S&OP – Making your Supply Chain Productive and Profitable
In times of volatile market fluctuations, Asian subsidy policy and American protective duties, metal producers and processors are asking themselves how they can make their own supply chain productive and profitable. The risk of high inventory and rising costs must be absorbed through a stronger market orientation and increasing flexibility of the supply chain. The S&OP process (Sales & Operational Planning) with perfectly aligned sales, planning and execution processes, provides the foundation on which to secure the profitability of the supply chain. S&OP balances demands (market view) and equipment capacities (production view) und supports important steerage decisions, such as:
- Which product mix will provide the best margin?
- Which market segmentation is most profitable?
- Which customer demands should be prioritized?
- Which supply chain setup best fulfills the market requirements?
Key to Supply Chain Excellence – the Sales Forecast
The central piece of the S&OP process, and the basis of all supply chain decisions, is a rolling sales forecast spanning 12 to 18 months, which is produced, i.e. checked and updated, monthly. This has been, and still is, a very laborious process in many companies, but modern planning tools and BI support provide the possibility to disaggregate the sales forecast to a required and meaningful level of detail with very few clicks. Thus, important customer information can be considered or gaps of relevant information can be identified and closed respectively, to provide a “total picture”.
Organization of Supply Chain Performance – the Operational Plan
A supply chain set up for profitability optimally fulfills the market requirements on the basis of a sales forecast.
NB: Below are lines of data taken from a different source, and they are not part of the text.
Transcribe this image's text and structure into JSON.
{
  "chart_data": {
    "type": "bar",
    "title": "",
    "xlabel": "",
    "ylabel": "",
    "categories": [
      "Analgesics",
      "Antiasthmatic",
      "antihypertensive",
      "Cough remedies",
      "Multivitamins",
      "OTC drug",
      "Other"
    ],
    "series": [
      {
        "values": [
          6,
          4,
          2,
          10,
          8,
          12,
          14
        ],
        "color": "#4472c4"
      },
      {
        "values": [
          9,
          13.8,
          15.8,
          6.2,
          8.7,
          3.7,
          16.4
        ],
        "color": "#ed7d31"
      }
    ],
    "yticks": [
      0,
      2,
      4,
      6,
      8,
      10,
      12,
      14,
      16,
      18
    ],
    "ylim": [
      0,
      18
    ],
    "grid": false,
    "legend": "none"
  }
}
Typical decisions to be made within the scope of the operational plan include:
- Capacity in- and decrease
- Choice of production routes
- Inventory planning (across all value creation steps)
- Service level (possibly according to product and customer clusters)
Modern planning tools support this process with the option to simulate different scenarios, in order to evaluate the decisions mentioned above regarding different target dimensions:
- Inventory (net working capital)
A rolling monthly operational plan should optimally respect and monitor these targets and in case of, e.g. new results of the sales forecast, enable a new and performant setup of the supply chain.